Re: [PATCH v3 0/6] Composefs: an opportunistically sharing verified image filesystem

From: Christian Brauner
Date: Wed Jan 25 2023 - 10:25:01 EST


On Wed, Jan 25, 2023 at 02:46:59PM +0200, Amir Goldstein wrote:
> > >
> > > Based on Alexander's explanation about the differences between overlayfs
> > > lookup vs. composefs lookup of a regular "metacopy" file, I just need to
> > > point out that the same optimization (lazy lookup of the lower data
> > > file on open)
> > > can be done in overlayfs as well.
> > > (*) currently, overlayfs needs to lookup the lower file also for st_blocks.
> > >
> > > I am not saying that it should be done or that Miklos will agree to make
> > > this change in overlayfs, but that seems to be the major difference.
> > > getxattr may have some extra cost depending on in-inode xattr format
> > > of erofs, but specifically, the metacopy getxattr can be avoided if this
> > > is a special overlayfs RO mount that is marked as EVERYTHING IS
> > > METACOPY.
> > >
> > > I don't expect you guys to now try to hack overlayfs and explore
> > > this path to completion.
> > > My expectation is that this information will be clearly visible to anyone
> > > reviewing future submission, e.g.:
> > >
> > > - This is the comparison we ran...
> > > - This is the reason that composefs gives better results...
> > > - It MAY be possible to optimize erofs/overlayfs to get to similar results,
> > > but we did not try to do that
> > >
> > > It is especially important IMO to get the ACK of both Gao and Miklos
> > > on your analysis, because remember than when this thread started,
> > > you did not know about the metacopy option and your main argument
> > > was saving the time it takes to create the overlayfs layer files in the
> > > filesystem, because you were missing some technical background on overlayfs.
> >
> > we knew about metacopy, which we already use in our tools to create
> > mapped image copies when idmapped mounts are not available, and also
> > knew about the other new features in overlayfs.
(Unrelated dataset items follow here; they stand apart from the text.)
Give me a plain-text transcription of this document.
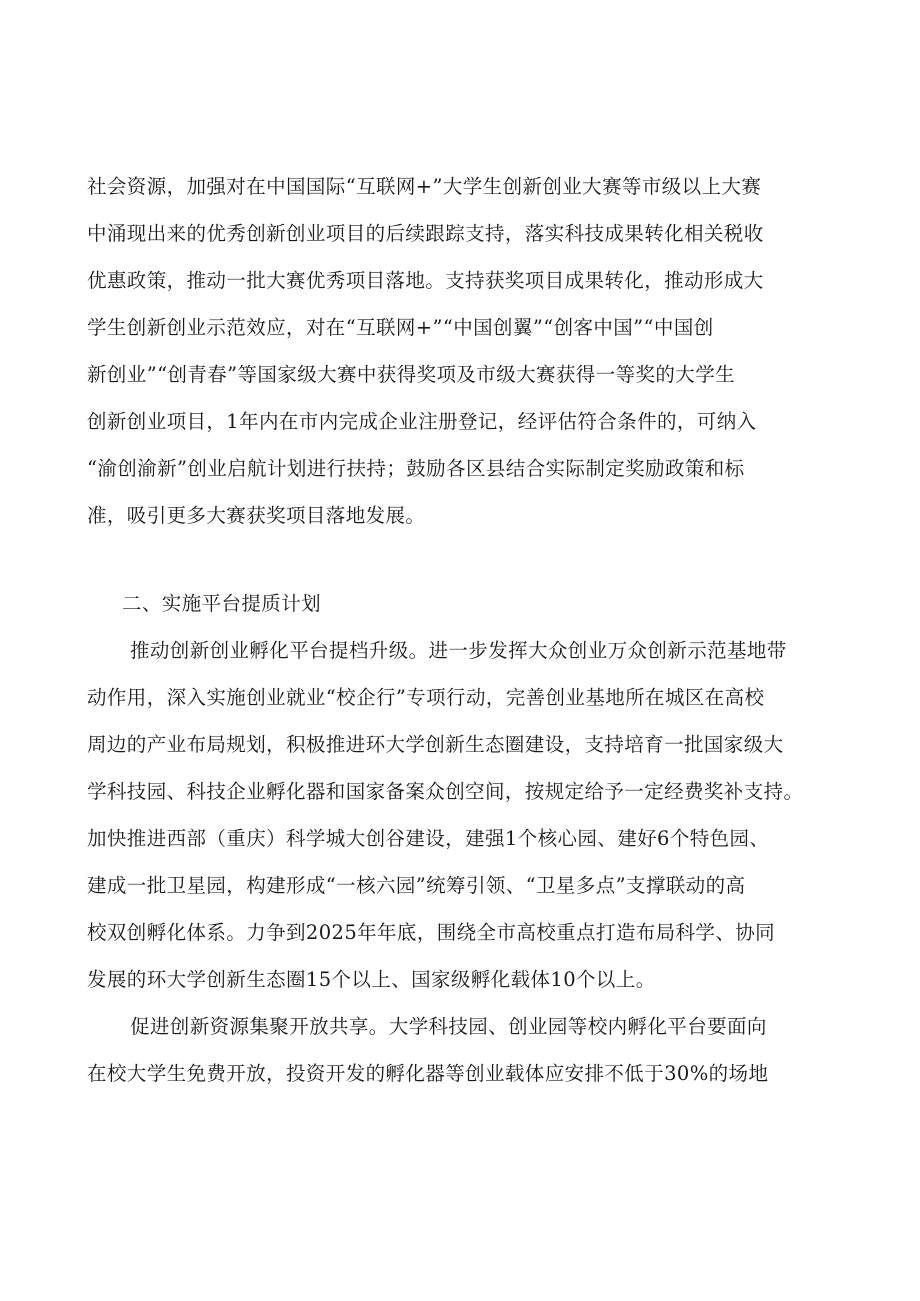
社会资源，加强对在中国国际“互联网+”大学生创新创业大赛等市级以上大赛
中涌现出来的优秀创新创业项目的后续跟踪支持，落实科技成果转化相关税收
优惠政策，推动一批大赛优秀项目落地。支持获奖项目成果转化，推动形成大
学生创新创业示范效应，对在“互联网+”“中国创翼”“创客中国”“中国创
新创业”“创青春”等国家级大赛中获得奖项及市级大赛获得一等奖的大学生
创新创业项目，1年内在市内完成企业注册登记，经评估符合条件的，可纳入
“渝创渝新”创业启航计划进行扶持；鼓励各区县结合实际制定奖励政策和标
准，吸引更多大赛获奖项目落地发展。
二、实施平台提质计划
推动创新创业孵化平台提档升级。进一步发挥大众创业万众创新示范基地带
动作用，深入实施创业就业“校企行”专项行动，完善创业基地所在城区在高校
周边的产业布局规划，积极推进环大学创新生态圈建设，支持培育一批国家级大
学科技园、科技企业孵化器和国家备案众创空间，按规定给予一定经费奖补支持。
加快推进西部（重庆）科学城大创谷建设，建强1个核心园、建好6个特色园、
建成一批卫星园，构建形成“一核六园”统筹引领、“卫星多点”支撑联动的高
校双创孵化体系。力争到2025年年底，围绕全市高校重点打造布局科学、协同
发展的环大学创新生态圈15个以上、国家级孵化载体10个以上。
促进创新资源集聚开放共享。大学科技园、创业园等校内孵化平台要面向
在校大学生免费开放，投资开发的孵化器等创业载体应安排不低于30%的场地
For example, the
> > "volatile" feature which was mentioned in your
> > Overlayfs-containers-lpc-2020 talk, was only submitted upstream after
> > begging Miklos and Vivek for months. I had a PoC that I used and tested
> > locally and asked for their help to get it integrated at the file
> > system layer, using seccomp for the same purpose would have been more
> > complex and prone to errors when dealing with external bind mounts
> > containing persistent data.
> >
> > The only missing bit, at least from my side, was to consider an image
> > that contains only overlay metadata as something we could distribute.
> >
>
> I'm glad that I was able to point this out to you, because now the comparison
> between the overlayfs and composefs options is more fair.
>
> > I previously mentioned my wish of using it from a user namespace, the
> > goal seems more challenging with EROFS or any other block devices. I
> > don't know about the difficulty of getting overlay metacopy working in a
> > user namespace, even though it would be helpful for other use cases as
> > well.
>

If you decide to try and make this work with overlayfs I can to cut out
time and help with both review and patches. Because I can see this being
beneficial for use-cases we have with systemd as well and actually being
used by us as we do make heavy use of overlayfs already and probably
will do even more so in the future on top of erofs.

(As a sidenote, in the future, idmapped mounts can be made useable from
userns and there's a todo and ideas for this on
https://uapi-group.org/kernel-features.

Additionally, I want users to have the ability to use them without any
userns in the mix at all. Not just because there are legitimate users
that don't need to allocate a userns at all but also because then we can
do stuff like map down a range of ids to a single id (what probably nfs
would call "squashing") and other stuff.)

Christian